The pharmaceutical distributor said Wednesday it has launched the Medication Therapy Management Solution, an MTM program that positions Cardinal Health to work seamlessly with each participating pharmacy's patients to ensure they are on the right medications, using them the right way and getting the desired results.
According to Cardinal, the new solution stems from a successful pilot program involving more than 180 retail pharmacies, which delivered almost four times the number of comprehensive medication reviews as the industry average.
"No one is better positioned than a community pharmacist to help patients improve medication adherence, reduce medication errors and improve health outcomes related to medication use," Brad Tice, product leader of Cardinal Health's Medication Therapy Management Solution, said in a statement. "Our goal is to make it as easy and time-efficient as possible for pharmacies to deliver the MTM services that address these important patient needs."
Through the solution, Cardinal Health licensed pharmacists certified in MTM work directly with a retail pharmacy's eligible patients to perform a comprehensive medication review. Then the Cardinal Health pharmacists — acting as an extension of the retail pharmacy's team — share the results of the review with the patient's pharmacy in the form of a Medication Action Plan, which allows the pharmacy to work with the patient and the patient's other health care providers to implement the recommended changes.
Next, the patient and the pharmacy receive a patient-specific Medication Action Plan that can be implemented locally.

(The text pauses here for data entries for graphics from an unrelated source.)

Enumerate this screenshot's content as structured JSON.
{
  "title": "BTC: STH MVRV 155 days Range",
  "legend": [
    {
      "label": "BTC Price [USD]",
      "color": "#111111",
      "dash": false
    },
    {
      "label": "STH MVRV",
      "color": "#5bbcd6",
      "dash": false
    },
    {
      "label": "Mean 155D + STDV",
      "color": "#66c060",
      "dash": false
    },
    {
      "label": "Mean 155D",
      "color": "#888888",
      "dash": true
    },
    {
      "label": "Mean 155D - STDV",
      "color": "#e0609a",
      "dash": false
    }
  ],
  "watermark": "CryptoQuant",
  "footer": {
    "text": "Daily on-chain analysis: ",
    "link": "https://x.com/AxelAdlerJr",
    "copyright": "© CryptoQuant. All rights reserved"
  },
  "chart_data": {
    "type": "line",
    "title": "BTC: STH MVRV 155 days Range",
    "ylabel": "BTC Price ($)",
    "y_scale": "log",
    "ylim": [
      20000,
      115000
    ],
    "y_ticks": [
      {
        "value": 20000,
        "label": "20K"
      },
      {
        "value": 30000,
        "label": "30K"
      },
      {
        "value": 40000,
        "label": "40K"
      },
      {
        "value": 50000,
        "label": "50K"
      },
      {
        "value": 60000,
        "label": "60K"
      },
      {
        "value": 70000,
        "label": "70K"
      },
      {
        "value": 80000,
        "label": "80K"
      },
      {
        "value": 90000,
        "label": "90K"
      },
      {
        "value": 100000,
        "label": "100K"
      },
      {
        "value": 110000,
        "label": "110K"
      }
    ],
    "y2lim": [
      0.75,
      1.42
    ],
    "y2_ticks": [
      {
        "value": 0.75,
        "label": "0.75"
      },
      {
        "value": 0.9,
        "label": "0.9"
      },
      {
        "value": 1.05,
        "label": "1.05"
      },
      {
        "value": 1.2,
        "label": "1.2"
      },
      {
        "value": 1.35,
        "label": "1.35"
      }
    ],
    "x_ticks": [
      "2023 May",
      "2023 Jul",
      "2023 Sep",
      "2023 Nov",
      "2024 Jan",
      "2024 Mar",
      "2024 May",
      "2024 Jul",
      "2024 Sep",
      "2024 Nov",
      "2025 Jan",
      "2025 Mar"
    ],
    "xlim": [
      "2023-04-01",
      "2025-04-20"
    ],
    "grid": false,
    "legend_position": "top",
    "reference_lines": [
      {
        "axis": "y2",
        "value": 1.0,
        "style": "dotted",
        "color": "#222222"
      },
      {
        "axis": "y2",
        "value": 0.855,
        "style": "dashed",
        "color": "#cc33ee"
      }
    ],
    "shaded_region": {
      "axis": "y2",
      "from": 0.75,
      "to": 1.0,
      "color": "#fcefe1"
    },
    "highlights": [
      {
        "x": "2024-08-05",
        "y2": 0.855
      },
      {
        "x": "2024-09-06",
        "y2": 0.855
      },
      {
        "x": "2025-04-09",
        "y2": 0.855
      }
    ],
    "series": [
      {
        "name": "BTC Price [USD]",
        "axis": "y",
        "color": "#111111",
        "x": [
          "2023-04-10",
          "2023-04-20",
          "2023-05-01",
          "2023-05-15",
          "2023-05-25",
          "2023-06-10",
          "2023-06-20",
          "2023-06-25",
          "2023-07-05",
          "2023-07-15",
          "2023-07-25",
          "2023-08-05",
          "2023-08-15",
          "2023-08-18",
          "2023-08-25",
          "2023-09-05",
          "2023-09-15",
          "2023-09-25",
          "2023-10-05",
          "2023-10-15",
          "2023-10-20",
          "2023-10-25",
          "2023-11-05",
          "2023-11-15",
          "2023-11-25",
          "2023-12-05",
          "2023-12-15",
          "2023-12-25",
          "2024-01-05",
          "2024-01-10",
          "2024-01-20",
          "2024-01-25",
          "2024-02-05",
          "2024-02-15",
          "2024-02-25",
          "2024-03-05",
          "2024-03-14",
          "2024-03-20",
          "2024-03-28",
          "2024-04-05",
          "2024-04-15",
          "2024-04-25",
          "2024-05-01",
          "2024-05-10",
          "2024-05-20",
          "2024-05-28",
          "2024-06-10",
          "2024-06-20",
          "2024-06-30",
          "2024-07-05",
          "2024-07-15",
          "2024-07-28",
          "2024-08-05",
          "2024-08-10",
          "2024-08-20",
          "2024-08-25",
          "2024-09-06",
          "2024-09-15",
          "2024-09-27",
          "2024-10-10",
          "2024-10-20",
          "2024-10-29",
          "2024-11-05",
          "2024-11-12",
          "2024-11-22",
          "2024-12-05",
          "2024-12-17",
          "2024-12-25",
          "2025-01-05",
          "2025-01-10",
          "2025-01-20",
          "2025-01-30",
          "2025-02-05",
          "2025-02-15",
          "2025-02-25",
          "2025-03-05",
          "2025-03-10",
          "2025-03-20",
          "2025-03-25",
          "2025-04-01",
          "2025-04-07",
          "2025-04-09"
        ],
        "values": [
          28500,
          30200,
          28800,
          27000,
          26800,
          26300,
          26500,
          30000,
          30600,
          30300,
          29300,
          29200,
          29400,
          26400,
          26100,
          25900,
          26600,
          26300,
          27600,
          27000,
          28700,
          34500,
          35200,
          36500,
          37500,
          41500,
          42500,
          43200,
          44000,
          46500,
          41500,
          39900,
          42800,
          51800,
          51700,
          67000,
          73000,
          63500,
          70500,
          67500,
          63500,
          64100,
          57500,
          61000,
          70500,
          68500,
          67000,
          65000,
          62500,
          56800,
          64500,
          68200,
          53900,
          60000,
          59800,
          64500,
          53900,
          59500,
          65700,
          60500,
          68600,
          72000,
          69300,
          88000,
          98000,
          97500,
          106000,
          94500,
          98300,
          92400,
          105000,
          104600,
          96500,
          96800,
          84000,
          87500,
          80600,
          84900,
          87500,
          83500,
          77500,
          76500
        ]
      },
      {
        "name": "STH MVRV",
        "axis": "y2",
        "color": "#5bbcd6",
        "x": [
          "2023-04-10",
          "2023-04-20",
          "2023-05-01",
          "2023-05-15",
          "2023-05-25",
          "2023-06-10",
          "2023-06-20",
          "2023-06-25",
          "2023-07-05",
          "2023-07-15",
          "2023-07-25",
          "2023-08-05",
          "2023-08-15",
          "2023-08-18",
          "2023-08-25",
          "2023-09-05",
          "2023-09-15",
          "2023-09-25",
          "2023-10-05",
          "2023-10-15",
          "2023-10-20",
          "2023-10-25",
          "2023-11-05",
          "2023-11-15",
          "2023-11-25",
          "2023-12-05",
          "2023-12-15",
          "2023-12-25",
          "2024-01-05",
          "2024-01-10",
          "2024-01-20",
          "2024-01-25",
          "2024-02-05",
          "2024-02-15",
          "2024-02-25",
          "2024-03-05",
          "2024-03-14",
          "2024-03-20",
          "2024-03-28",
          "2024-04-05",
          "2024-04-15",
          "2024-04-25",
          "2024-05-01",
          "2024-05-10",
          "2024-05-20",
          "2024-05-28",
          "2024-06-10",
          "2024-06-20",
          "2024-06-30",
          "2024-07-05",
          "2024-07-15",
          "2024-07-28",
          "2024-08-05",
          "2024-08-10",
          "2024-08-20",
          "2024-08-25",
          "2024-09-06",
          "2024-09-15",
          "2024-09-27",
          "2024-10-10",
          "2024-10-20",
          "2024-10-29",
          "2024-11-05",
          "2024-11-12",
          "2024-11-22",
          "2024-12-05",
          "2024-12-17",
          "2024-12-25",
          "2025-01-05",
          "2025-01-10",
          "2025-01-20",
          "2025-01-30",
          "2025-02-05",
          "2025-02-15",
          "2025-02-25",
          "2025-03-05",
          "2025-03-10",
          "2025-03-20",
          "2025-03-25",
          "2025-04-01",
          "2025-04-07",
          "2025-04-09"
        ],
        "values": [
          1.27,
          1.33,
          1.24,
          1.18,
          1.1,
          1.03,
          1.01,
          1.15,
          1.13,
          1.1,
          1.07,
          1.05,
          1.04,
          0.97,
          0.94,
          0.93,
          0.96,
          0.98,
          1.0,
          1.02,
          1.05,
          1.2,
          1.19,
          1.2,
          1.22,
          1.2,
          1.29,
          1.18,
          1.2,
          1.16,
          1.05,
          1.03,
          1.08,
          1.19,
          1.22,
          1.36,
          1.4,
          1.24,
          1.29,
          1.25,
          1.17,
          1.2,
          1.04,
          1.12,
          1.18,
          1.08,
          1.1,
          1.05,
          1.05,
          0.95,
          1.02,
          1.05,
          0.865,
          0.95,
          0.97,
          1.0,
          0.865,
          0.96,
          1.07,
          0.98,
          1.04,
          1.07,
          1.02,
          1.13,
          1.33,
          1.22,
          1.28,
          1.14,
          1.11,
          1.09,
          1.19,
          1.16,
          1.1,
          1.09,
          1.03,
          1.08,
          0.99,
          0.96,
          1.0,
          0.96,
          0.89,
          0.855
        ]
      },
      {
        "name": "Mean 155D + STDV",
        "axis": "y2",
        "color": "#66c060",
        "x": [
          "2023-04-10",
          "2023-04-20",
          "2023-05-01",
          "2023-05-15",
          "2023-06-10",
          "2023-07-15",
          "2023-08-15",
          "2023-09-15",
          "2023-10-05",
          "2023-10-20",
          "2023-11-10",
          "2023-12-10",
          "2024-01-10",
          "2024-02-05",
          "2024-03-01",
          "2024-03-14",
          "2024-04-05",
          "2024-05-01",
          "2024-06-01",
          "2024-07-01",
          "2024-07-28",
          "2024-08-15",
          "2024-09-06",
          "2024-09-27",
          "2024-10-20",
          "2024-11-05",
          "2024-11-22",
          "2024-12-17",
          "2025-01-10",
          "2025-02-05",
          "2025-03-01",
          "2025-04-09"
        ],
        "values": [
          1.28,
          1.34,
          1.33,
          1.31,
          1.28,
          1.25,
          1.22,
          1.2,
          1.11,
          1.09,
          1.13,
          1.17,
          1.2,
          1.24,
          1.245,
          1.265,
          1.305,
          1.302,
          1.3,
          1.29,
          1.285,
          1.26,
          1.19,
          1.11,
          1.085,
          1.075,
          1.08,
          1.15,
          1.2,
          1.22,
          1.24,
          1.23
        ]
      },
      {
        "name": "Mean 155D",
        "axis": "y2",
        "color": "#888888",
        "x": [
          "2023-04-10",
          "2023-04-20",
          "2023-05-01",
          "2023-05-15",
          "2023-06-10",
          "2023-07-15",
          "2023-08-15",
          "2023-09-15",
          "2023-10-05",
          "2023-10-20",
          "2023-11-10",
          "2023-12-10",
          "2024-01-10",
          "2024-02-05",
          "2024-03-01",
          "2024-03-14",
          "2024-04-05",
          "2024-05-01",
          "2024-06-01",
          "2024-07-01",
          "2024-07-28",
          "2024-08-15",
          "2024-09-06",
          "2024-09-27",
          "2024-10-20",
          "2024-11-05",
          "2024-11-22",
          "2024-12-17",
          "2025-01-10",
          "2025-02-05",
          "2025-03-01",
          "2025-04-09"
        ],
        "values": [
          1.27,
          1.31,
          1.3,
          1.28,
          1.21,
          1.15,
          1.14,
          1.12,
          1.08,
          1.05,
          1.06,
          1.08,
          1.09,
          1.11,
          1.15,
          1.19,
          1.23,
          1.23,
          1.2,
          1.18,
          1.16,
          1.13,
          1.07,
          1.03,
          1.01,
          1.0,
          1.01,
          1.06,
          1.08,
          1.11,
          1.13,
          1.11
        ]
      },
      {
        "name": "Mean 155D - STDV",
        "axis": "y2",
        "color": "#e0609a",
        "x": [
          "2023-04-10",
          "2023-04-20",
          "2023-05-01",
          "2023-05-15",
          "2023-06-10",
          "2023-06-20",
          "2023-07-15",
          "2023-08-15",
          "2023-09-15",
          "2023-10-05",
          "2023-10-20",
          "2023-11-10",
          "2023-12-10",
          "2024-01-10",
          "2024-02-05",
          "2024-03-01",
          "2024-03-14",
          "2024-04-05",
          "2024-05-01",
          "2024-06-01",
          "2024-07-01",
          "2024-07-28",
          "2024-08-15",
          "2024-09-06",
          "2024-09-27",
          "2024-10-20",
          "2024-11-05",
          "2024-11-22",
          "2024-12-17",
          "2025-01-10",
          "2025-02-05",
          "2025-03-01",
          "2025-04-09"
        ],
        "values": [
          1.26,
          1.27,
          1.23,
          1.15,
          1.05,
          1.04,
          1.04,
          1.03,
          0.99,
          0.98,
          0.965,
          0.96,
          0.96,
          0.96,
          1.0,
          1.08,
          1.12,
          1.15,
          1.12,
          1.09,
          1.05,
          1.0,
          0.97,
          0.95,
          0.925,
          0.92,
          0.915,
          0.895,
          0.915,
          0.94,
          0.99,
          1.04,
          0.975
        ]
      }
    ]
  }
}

It highlights recommended changes in therapy, adherence issues that must be addressed through clinical intervention, suggestions for medications the patient should consider taking or stop taking, and opportunities for generic drug substitutions. The medication review also identifies other opportunities for retail pharmacies to meet the individualized health needs of each patient, such as recommended immunizations, services to improve cardiovascular health or ways to help patients with diabetes manage their condition.
Tice noted that one issue preventing many pharmacists from delivering MTM services is reimbursement. Currently, Medicare Part D reimburses pharmacists for delivering MTM services, but only a small percentage of enrollees are eligible.
"Right now, retail pharmacies are caught in a bit of a Catch-22. They can only be reimbursed for delivering MTM services to a very small percentage of the population, and it can be a challenge to find enough eligible patients to make it truly viable," he explained. "On the other hand, if they want to be included in payers' quality performance networks, retail pharmacies need to demonstrate their ability to positively impact patient care. One of the best ways to do that is to deliver MTM services to as many eligible patients as possible."
Overall, Cardinal Health serves more than 8,000 independent pharmacies and thousands of chain drug stores. The company reported that, according to the IMS Institute for Healthcare Informatics, the United States could save as much as $200 billion each year — or 8% of total health care spending — by improving the way patients take and manage medications.
"This solution is a win for patients, for pharmacists, for payers and for the broader health care system," Tice added. "It helps improve patient outcomes and reduces unnecessary health care costs, saves retail pharmacists valuable time, and strengthens the very important relationship between retail pharmacies and their patients."